Wednesday, August 29, 2007

Cut hard time: Rehabilitation does more than cut costs.

James McDonough is one of the longest serving top state officials in Florida, having been the so-called Drug Czar for most of the Jeb Bush administration and now serving as secretary of the Department of Corrections under Gov. Crist.

He is also a man who has the wisdom and the gumption to try to lead the leaders, coming up with proposals such as this week's suggestion that his agency can save 10 percent by moving thousands of state inmates from prisons to work release, substance abuse and education programs.

The savings he projects would be twice what Mr. Crist has asked of the agency, but it isn't an easy proposal to swallow politically, however wise and far-sighted if managed with scrupulous regard for public safety.

Mr. McDonough wants to use the approach, releasing non-sex offenders - with no escape history or domestic violence injunctions - three months early, to better prepare inmates to make a successful transition back into society. Right now about a third of inmates released from DOC, return, so the current system isn't exactly working when it comes to recidivism.

In a report Saturday in the Sarasota Herald Tribune, Mr. McDonough said he realized this would be a shift from more than a decade of hard-line policies - including those emanating from the governor's own "chain-gang Charlie" years. In the 1990s, then-state senator Crist lead lawmakers in mandating that all inmates serve 85 percent of their sentence, and promoted work on roadside labor crews.

But the governor said last week that he respects Mr. McDonough's "excellent judgment" and would like to see what offenders would be under consideration, and whether they would indeed pose little threat to the public.

This is an open-minded view not reflected in the Senate where criminal justice committee chairman Victor Crist (no relation to the governor) reacted more negatively.

It is indeed a concept to be considered very carefully, but clearly the need to make dire cuts in the budget is an incentive and opportunity to review any programs that may represent excessive loyalty to a political selling point, but cannot necessarily be supported.

For example, some 3,000 inmates who, nearing the end of their sentences, have already been out working in the public for sometime yet are staying in DOC institutions at night. Mr. McDonough, a former West Point-educated Army officer, said there is little risk in releasing these inmates to work-release centers, which still provide oversight, drug testing, garnished wages and so forth.

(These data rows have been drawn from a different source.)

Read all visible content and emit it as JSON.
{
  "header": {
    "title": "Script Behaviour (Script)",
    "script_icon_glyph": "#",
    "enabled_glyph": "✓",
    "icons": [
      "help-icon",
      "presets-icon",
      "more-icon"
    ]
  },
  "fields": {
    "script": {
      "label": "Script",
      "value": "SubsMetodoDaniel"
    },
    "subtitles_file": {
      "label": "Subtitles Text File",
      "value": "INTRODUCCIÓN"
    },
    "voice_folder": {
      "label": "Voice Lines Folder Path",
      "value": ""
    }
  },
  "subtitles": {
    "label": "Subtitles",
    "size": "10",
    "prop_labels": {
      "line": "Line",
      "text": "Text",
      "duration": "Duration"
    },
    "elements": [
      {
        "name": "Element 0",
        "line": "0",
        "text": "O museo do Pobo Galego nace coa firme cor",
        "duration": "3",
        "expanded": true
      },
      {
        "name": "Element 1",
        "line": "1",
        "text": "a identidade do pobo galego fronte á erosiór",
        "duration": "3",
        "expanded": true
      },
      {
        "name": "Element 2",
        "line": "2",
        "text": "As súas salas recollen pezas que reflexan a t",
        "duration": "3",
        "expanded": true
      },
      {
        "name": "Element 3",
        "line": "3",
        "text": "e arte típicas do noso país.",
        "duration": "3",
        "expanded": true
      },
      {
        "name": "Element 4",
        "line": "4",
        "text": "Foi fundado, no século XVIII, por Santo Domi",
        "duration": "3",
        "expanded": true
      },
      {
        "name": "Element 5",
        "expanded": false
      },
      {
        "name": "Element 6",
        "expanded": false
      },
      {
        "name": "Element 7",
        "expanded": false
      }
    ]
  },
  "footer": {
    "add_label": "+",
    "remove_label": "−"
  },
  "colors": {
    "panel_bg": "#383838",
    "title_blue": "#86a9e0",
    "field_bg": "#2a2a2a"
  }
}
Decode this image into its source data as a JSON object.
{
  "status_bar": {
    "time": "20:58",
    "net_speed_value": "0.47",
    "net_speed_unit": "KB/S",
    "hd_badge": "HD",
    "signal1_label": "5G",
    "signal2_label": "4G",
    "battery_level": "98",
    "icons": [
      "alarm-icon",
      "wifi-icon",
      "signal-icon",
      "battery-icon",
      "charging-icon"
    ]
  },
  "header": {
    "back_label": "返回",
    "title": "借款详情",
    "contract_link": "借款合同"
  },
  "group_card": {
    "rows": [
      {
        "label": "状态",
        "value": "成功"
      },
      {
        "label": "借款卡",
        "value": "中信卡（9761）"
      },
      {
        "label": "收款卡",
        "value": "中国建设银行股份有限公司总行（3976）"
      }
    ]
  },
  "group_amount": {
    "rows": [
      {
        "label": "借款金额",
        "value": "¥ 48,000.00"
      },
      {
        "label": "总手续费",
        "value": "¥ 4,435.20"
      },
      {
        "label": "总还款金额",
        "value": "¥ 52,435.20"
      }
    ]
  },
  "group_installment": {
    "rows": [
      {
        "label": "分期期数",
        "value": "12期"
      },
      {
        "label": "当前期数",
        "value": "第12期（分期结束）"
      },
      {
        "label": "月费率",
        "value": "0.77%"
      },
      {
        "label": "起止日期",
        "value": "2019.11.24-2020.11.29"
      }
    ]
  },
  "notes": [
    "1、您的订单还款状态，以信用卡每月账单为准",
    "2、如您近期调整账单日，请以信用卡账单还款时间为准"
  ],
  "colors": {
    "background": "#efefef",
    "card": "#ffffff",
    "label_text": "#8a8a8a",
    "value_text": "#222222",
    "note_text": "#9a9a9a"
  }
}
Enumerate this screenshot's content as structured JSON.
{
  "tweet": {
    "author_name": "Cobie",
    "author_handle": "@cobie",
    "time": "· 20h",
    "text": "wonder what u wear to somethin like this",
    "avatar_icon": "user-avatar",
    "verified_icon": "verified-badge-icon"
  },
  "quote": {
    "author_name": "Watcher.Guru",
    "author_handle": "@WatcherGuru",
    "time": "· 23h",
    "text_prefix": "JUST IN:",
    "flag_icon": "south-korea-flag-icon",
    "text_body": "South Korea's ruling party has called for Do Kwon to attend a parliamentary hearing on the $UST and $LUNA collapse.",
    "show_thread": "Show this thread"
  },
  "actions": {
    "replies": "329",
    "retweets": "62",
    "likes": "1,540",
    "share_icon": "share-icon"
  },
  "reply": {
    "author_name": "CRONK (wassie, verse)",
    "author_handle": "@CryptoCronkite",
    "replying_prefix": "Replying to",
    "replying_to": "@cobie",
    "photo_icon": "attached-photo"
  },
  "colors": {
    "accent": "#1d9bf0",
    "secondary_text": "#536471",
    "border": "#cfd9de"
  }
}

Another 3,600 inmates are coming from local communities that have sentenced them to a year and a day - just long enough to place them in a state prison instead of in an overcrowded local jail. Mr. McDonough contends many of these would be more effectively managed in halfway houses or substance abuse treatment centers instead of expensive state prisons, an approach that would promote a better transition for these short-sentence inmates back into society.

Given the state budget crunch, and the fact that the budget population has doubled since 1990 in large part due to laws that put long-term incarceration above vocational, education and mental health treatment - a review of programs that aren't truly effective but are excessively expensive is a prudent, probably necessary, and even professionally smart step to take.